Die vor Energie sprühenden Konzerte sind ein Erlebnis und auch die neue CD „Haciendo Bulla“ reiht sich da ein. 14 neue feurige Titel inklusive einer Coverversion von Rubén Blades.

 

 

Zum Schluss noch zwei Produktionen mit argentinischer Folklore: Das Duo Juan Falú und Marcelo Moguilevsky (Gitarre, Flöte), arabischer und jüdischer Abstammung, lässt auf „Semitas“ (Epsa) unbekannte Musik aus allen Teilen des Landes aus den Boxen klingen, vom gato, einem Tanz aus der Pampa, über die cueca aus Nordargentinien bis zu populären Liedern.

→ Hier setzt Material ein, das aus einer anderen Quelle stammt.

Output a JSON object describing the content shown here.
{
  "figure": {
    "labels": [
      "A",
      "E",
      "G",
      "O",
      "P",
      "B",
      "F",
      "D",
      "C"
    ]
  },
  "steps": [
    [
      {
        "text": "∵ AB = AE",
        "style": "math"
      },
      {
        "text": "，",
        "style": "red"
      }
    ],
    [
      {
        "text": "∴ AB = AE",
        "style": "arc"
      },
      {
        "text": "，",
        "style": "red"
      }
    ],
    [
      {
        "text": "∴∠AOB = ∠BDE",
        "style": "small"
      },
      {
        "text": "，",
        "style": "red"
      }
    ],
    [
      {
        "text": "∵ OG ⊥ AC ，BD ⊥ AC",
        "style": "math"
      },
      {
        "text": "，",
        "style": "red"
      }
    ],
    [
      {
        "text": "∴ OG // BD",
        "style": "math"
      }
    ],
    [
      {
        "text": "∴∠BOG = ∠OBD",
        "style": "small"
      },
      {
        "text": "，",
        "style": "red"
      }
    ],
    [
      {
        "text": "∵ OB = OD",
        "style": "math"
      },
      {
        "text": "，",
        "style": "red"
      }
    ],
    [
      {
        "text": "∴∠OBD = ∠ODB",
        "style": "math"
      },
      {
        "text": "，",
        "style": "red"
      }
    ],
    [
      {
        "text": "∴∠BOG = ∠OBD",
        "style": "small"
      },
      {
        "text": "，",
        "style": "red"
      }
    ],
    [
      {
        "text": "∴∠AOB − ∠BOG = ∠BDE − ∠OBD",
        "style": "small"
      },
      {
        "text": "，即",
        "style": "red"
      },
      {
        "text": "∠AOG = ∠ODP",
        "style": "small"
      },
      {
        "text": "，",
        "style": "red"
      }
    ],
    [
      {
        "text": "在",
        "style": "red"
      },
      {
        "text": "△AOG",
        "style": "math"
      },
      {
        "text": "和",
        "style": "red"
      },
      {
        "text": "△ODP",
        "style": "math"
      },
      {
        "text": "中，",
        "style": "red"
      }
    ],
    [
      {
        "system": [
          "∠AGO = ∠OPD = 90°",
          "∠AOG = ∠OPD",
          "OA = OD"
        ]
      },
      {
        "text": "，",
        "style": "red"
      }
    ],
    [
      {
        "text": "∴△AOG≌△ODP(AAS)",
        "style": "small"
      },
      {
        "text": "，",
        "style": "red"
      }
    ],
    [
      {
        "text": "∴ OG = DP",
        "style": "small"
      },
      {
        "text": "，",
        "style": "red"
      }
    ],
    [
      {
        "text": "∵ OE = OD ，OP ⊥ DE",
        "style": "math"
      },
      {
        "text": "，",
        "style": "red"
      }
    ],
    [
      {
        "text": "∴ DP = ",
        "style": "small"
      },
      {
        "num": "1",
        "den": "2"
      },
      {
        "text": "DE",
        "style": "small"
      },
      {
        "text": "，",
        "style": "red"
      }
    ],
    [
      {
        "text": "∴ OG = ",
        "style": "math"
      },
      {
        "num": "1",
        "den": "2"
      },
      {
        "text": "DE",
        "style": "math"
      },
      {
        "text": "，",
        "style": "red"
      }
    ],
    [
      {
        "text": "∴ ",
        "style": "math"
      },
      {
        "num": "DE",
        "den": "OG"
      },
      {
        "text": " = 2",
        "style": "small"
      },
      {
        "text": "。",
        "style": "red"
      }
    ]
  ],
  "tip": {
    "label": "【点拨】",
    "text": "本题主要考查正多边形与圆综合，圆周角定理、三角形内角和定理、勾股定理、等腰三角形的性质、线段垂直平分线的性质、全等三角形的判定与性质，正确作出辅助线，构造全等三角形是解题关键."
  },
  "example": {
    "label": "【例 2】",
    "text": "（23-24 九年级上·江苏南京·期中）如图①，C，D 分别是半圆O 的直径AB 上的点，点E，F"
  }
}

Das deutsche Label Pläne hat ein Konzert mit Instrumentalstücken des bekanntesten aller argentinischen Folkloremusiker, Atahualpa Yupanqui, veröffentlicht, das dieser 1978 in Köln gegeben hat. Auf „Concierto Instrumental“ spielt er zambas, chacareras, malambos uvm. Interessant: seine musikalische Verarbeitung zweier Gedichte Pablo Nerudas.